Era en los tiempos antiguos. Cuando Dios salía a
pasear en pelota por el mundo, como recién salido del baño. Y es que juraba
que éramos hueones. Que no nos dábamos cuenta. No nos distinguía de las cosas. A
veces, por ejemplo, se sentaba sobre un cerro a hacerse una paja. Debe haber
creído que no sabíamos qué es lo que estaba haciendo. Caminaba rascándose las
bolas. Se tiraba peos como si nada. Cero respeto, el hueón. Se sacaba los mocos
y los pegaba en cualquier lado. Si pisaba vacas le importaba una mierda. A veces
se entretenía sacándole las cabezas a las jirafas, o haciendo colgar de sus
trompas a los elefantes. Era como un cabro chico indolente y malcriado. Pero
claro, no era ni de cerca un cabro chico. Y supongo que nadie, tampoco, lo
había criado. No sé cuánto tiempo habrá sido así. Cuántas generaciones, me
refiero. A mí me tocó ser de los primeros en pararle los carros. Hicimos un
grupo y fuimos a hablarle. Teníamos miedo, pero había que hacerlo. Que tuviera
decencia, le dijimos. Respeto al menos por lo que había creado. El hueón nos
miró como sin entendernos. Se acercó incluso a escucharnos. Le dijimos que era
feo que anduviera en pelota. Le hablamos de los juegos con animales. Le
mencionamos la masturbación pública. Que teníamos mujeres. Que había niños. Y
claro, como pensamos que íbamos a morir no nos guardamos nada. Fue entonces
que, preparados ya para lo peor, vimos cómo Dios se sonrojó, avergonzado. Como si
no comprendiese aún que fuésemos capaces de incomodarnos. Y claro, supongo que
fue la primera vez que se sintió observado. Se tapó rápidamente los cocos y se
fue corriendo sin decirnos nada. No me tocó volver a verlo, pero comenzó a
correr el rumor que ahora usaba túnica y que se peinaba la barba.
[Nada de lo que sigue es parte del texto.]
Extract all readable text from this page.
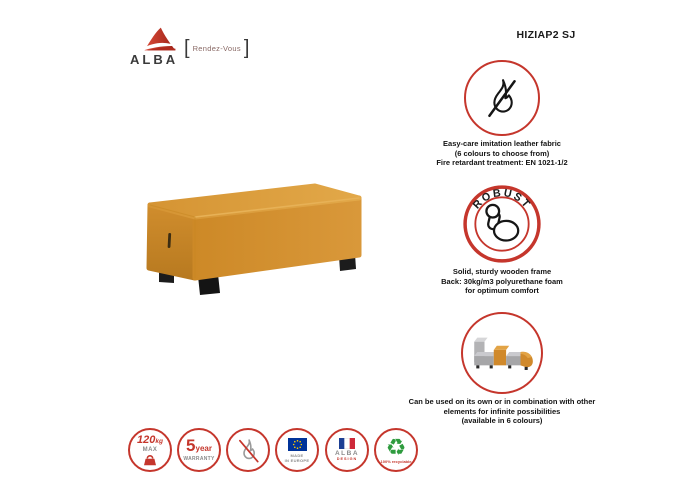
ALBA
[ Rendez-Vous ]
HIZIAP2 SJ
Easy-care imitation leather fabric
(6 colours to choose from)
Fire retardant treatment: EN 1021-1/2
ROBUST
Solid, sturdy wooden frame
Back: 30kg/m3 polyurethane foam
for optimum comfort
Can be used on its own or in combination with other
elements for infinite possibilities
(available in 6 colours)
120kg
MAX 5year
WARRANTY
MADE
IN EUROPE
ALBA
DESIGN ♻
100% recyclable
El rumor de que
había distinguido, digamos, no necesariamente la diferencia entre el bien y el
mal, pero al menos la distancia que existe entre lo público y lo privado. De ahí
en más supongo que quiso traspasarnos la culpa y creo que se excusó diciendo
que aquel que vimos no era él, sino el diablo. No sé de quién es la culpa, sin
embargo, de lo que ha de venir después. Doy testimonio al menos de lo que me tocó
vivir, para ayudar a las generaciones futuras. Poco más tengo qué decir. Así era en los tiempos antiguos.